One Sabbath morning while I was giving him a bath and shaving him, he lifted his foot just an inch or two off the bed. Then for several weeks, it seemed each Sabbath morning he could do something he had not been able to do before.

O. B. and Lucille had persuaded us to let them keep Beth until school was out the following year.

When garden time came, we thought we could manage, so Grandma Randolph went back home. I know Grandpa was glad to have her back, but I am equally sure he never once complained about her staying. He undoubtedly was the most patient man I ever knew.

That summer Ashby learned to use crutches. It was not easy. He thought that if he could be up at my home for a week, he could learn to walk on their long front porch. Main came down and got him one Friday evening. By Sunday he decided he wanted to come back home. We were surprised but well pleased to have him back.

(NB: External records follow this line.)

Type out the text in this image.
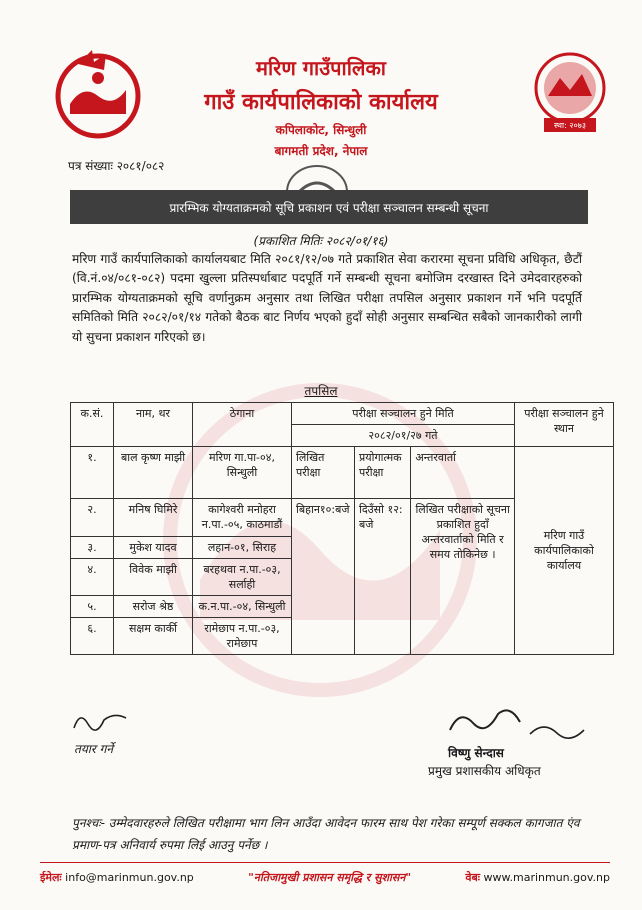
स्था: २०७३
मरिण गाउँपालिका
गाउँ कार्यपालिकाको कार्यालय
कपिलाकोट, सिन्धुली
बागमती प्रदेश, नेपाल
पत्र संख्याः २०८१/०८२
प्रारम्भिक योग्यताक्रमको सूचि प्रकाशन एवं परीक्षा सञ्चालन सम्बन्धी सूचना
(प्रकाशित मितिः २०८२/०१/१६)
मरिण गाउँ कार्यपालिकाको कार्यालयबाट मिति २०८१/१२/०७ गते प्रकाशित सेवा करारमा सूचना प्रविधि अधिकृत, छैटौं (वि.नं.०४/०८१-०८२) पदमा खुल्ला प्रतिस्पर्धाबाट पदपूर्ति गर्ने सम्बन्धी सूचना बमोजिम दरखास्त दिने उमेदवारहरुको प्रारम्भिक योग्यताक्रमको सूचि वर्णानुक्रम अनुसार तथा लिखित परीक्षा तपसिल अनुसार प्रकाशन गर्ने भनि पदपूर्ति समितिको मिति २०८२/०१/१४ गतेको बैठक बाट निर्णय भएको हुदाँ सोही अनुसार सम्बन्धित सबैको जानकारीको लागी यो सुचना प्रकाशन गरिएको छ।
तपसिल
क.सं.	नाम, थर	ठेगाना	परीक्षा सञ्चालन हुने मिति			परीक्षा सञ्चालन हुने स्थान
			२०८२/०१/२७ गते			
१.	बाल कृष्ण माझी	मरिण गा.पा-०४, सिन्धुली	लिखित परीक्षा	प्रयोगात्मक परीक्षा	अन्तरवार्ता	मरिण गाउँ कार्यपालिकाको कार्यालय
२.	मनिष घिमिरे	कागेश्वरी मनोहरा न.पा.-०५, काठमाडौं	बिहान१०:बजे	दिउँसो १२: बजे	लिखित परीक्षाको सूचना प्रकाशित हुदाँ अन्तरवार्ताको मिति र समय तोकिनेछ ।	
३.	मुकेश यादव	लहान-०१, सिराह				
४.	विवेक माझी	बरहथवा न.पा.-०३, सर्लाही				
५.	सरोज श्रेष्ठ	क.न.पा.-०४, सिन्धुली				
६.	सक्षम कार्की	रामेछाप न.पा.-०३, रामेछाप				
तयार गर्ने	विष्णु सेन्दास
प्रमुख प्रशासकीय अधिकृत
पुनश्चः- उम्मेदवारहरुले लिखित परीक्षामा भाग लिन आउँदा आवेदन फारम साथ पेश गरेका सम्पूर्ण सक्कल कागजात एंव प्रमाण-पत्र अनिवार्य रुपमा लिई आउनु पर्नेछ ।
ईमेलः info@marinmun.gov.np	"नतिजामुखी प्रशासन समृद्धि र सुशासन"	वेबः www.marinmun.gov.np
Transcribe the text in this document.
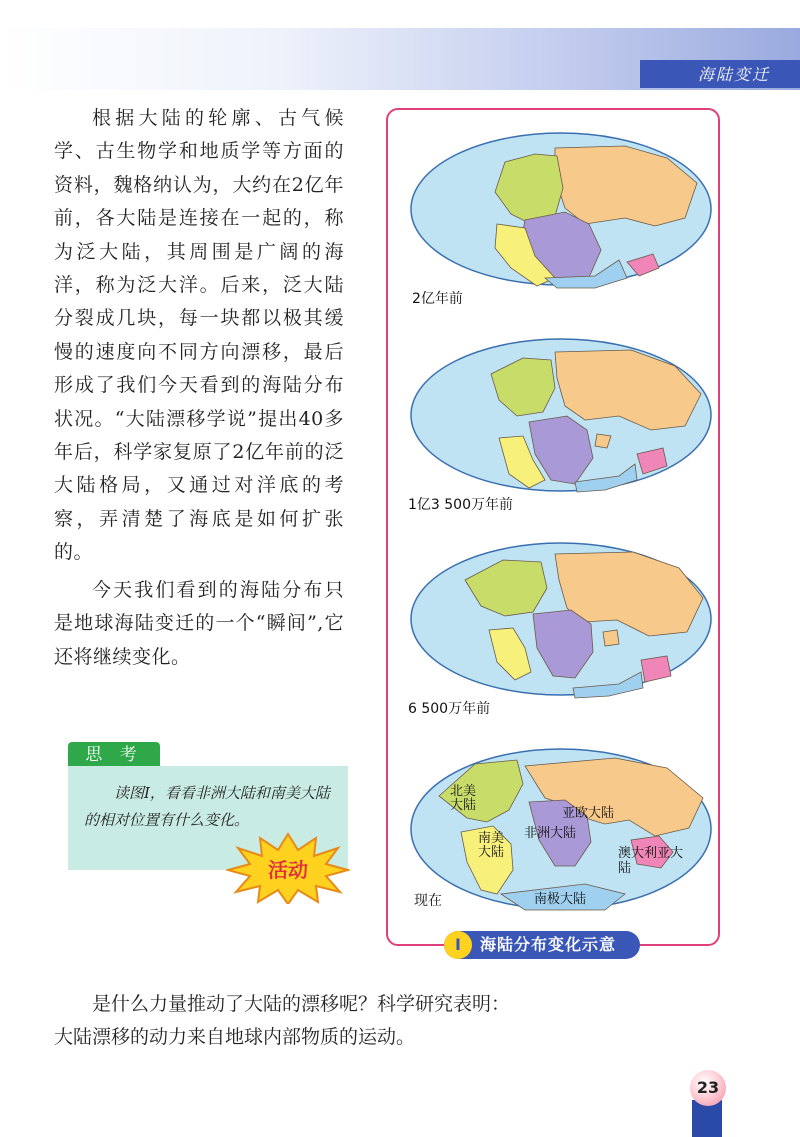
海陆变迁

根据大陆的轮廓、古气候学、古生物学和地质学等方面的资料，魏格纳认为，大约在2亿年前，各大陆是连接在一起的，称为泛大陆，其周围是广阔的海洋，称为泛大洋。后来，泛大陆分裂成几块，每一块都以极其缓慢的速度向不同方向漂移，最后形成了我们今天看到的海陆分布状况。“大陆漂移学说”提出40多年后，科学家复原了2亿年前的泛大陆格局，又通过对洋底的考察，弄清楚了海底是如何扩张的。

今天我们看到的海陆分布只是地球海陆变迁的一个“瞬间”,它还将继续变化。

思 考
读图I，看看非洲大陆和南美大陆的相对位置有什么变化。
活动
2亿年前
1亿3 500万年前
6 500万年前
北美大陆
亚欧大陆
非洲大陆
南美大陆	澳大利亚大陆
南极大陆
现在
I	海陆分布变化示意

是什么力量推动了大陆的漂移呢？科学研究表明：大陆漂移的动力来自地球内部物质的运动。

23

In April of 1940, Ashby thought he could teach again. There was a long flight of steps down to the schoolhouse–also a bank down to the playground. He had not learned to manage that on crutches alone, so I went with him every day. He kept me busy all day helping some of the slower ones who needed extra help. I enjoyed it.

That summer Ashby was able to sit outside wherever we were working and watch us. I don’t think I ever looked up and waved to him when he did not wave back–whether I was hoeing, pulling weeds, or cutting filth. Sometimes I would try to get him to stay in the shade, but he would always say, “If you can work in the sun, I can surely sit in it.”